The general solution for the homogeneous part is $c_1e^{(\alpha+i\beta)x}+c_2e^{(\alpha-i\beta)x}$ because as you mentioned above, $\alpha\pm i\beta$ are the roots of characteristic equation.
Now we know that if $y_1(x)$ and $y_2(x)$ are two linearly independent solutions (i.e. the complete solution to homogeneous part be $c_1y_1+c_2y_2$), then $y_3 = ay_1(x)+by_2(x)$ and $y_4(x) = cy_1(x)+dy_2(x)$ are two linearly independent solutions, too if $\frac{a}{c}\neq \frac{b}{d}$ or equivalently $ad-bc \neq 0$, in other words another complete solution to homogeneous part which is equivalent to the last pair is $c_3y_3+c_4y_4$.
With the above knowledge, if we consider $y_1(x)=e^{(\alpha+i\beta)x}=e^{\alpha x}(\cos(\beta)+i\sin(\beta))$ and $y_2(x)=e^{(\alpha-i\beta)x}=e^{\alpha x}(\cos(\beta)-i\sin(\beta))$, then another pair of complete solution is $y_3(x) = \frac{1}{2}y_1(x)+\frac{1}{2}y_2(x)=e^{\alpha x}\cos(\beta x)$ and $y_4(x) = \frac{1}{2}y_1(x)-\frac{1}{2}y_2(x)=e^{\alpha x}\sin(\beta x)$ because $a=b=c=\frac{1}{2},d=\frac{-1}{2}$ and $ad-bc=\frac{-1}{2}\neq 0$.

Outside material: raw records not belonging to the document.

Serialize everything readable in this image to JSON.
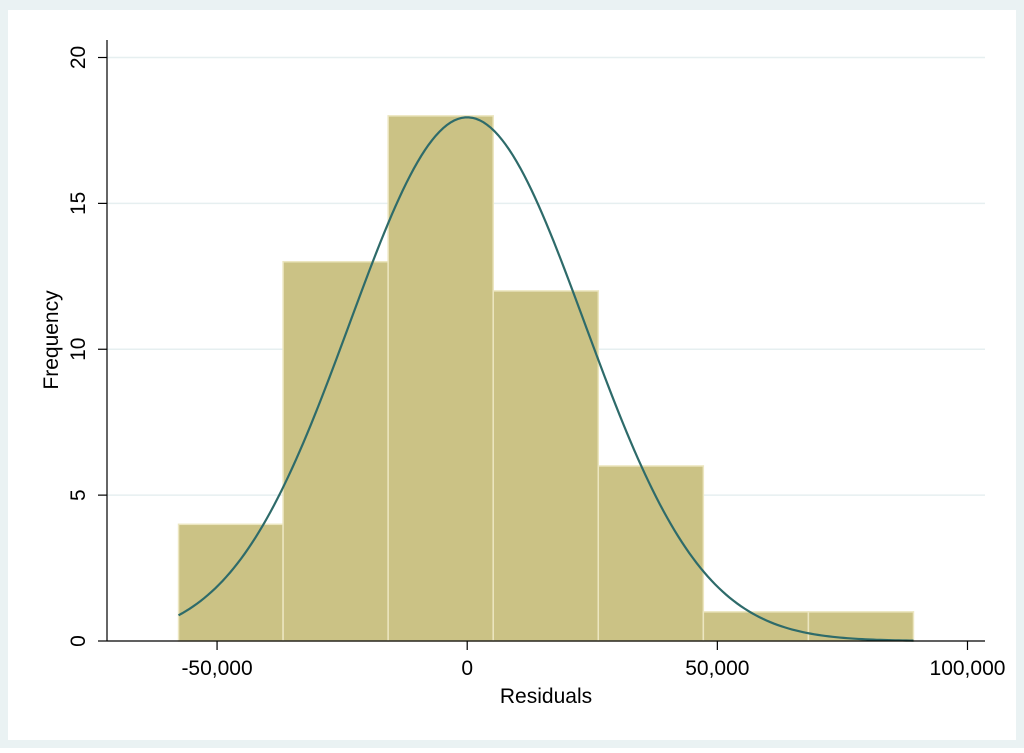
{
  "chart_data": {
    "type": "bar",
    "subtype": "histogram",
    "xlabel": "Residuals",
    "ylabel": "Frequency",
    "xlim": [
      -72000,
      103500
    ],
    "ylim": [
      0,
      20.6
    ],
    "x_ticks": [
      {
        "value": -50000,
        "label": "-50,000"
      },
      {
        "value": 0,
        "label": "0"
      },
      {
        "value": 50000,
        "label": "50,000"
      },
      {
        "value": 100000,
        "label": "100,000"
      }
    ],
    "y_ticks": [
      {
        "value": 0,
        "label": "0"
      },
      {
        "value": 5,
        "label": "5"
      },
      {
        "value": 10,
        "label": "10"
      },
      {
        "value": 15,
        "label": "15"
      },
      {
        "value": 20,
        "label": "20"
      }
    ],
    "bins": [
      {
        "start": -57700,
        "end": -36800,
        "count": 4
      },
      {
        "start": -36800,
        "end": -15800,
        "count": 13
      },
      {
        "start": -15800,
        "end": 5200,
        "count": 18
      },
      {
        "start": 5200,
        "end": 26200,
        "count": 12
      },
      {
        "start": 26200,
        "end": 47200,
        "count": 6
      },
      {
        "start": 47200,
        "end": 68200,
        "count": 1
      },
      {
        "start": 68200,
        "end": 89200,
        "count": 1
      }
    ],
    "normal_curve": {
      "mean": 0,
      "sd": 23500,
      "peak": 17.95,
      "x_range": [
        -57700,
        89200
      ]
    },
    "grid": true,
    "legend": "none",
    "colors": {
      "outer_background": "#eaf2f3",
      "plot_background": "#ffffff",
      "bar_fill": "#cbc285",
      "bar_edge": "#ece6c0",
      "curve": "#2e6b6a",
      "gridline": "#e6eff0",
      "axis": "#000000"
    }
  }
}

Therefore the complete solution can also be expressed as $c_3y_3+c_4y_4=c_3e^{\alpha x}\cos(\beta x)+c_4e^{\alpha x}\sin(\beta x)$.
Please notice that there is no difference in using $c_1y_1+c_2y_2$ or $c_3y_3+c_4y_4$. The only difference is when you substitute the initial conditions and you want to calculate the constant coefficients, then $c_1,c_2$ will become complex numbers and are harder to deal with but $c_3,c_4$ will be real numbers and easier to handle. Just try it on a simple equation and you get the idea.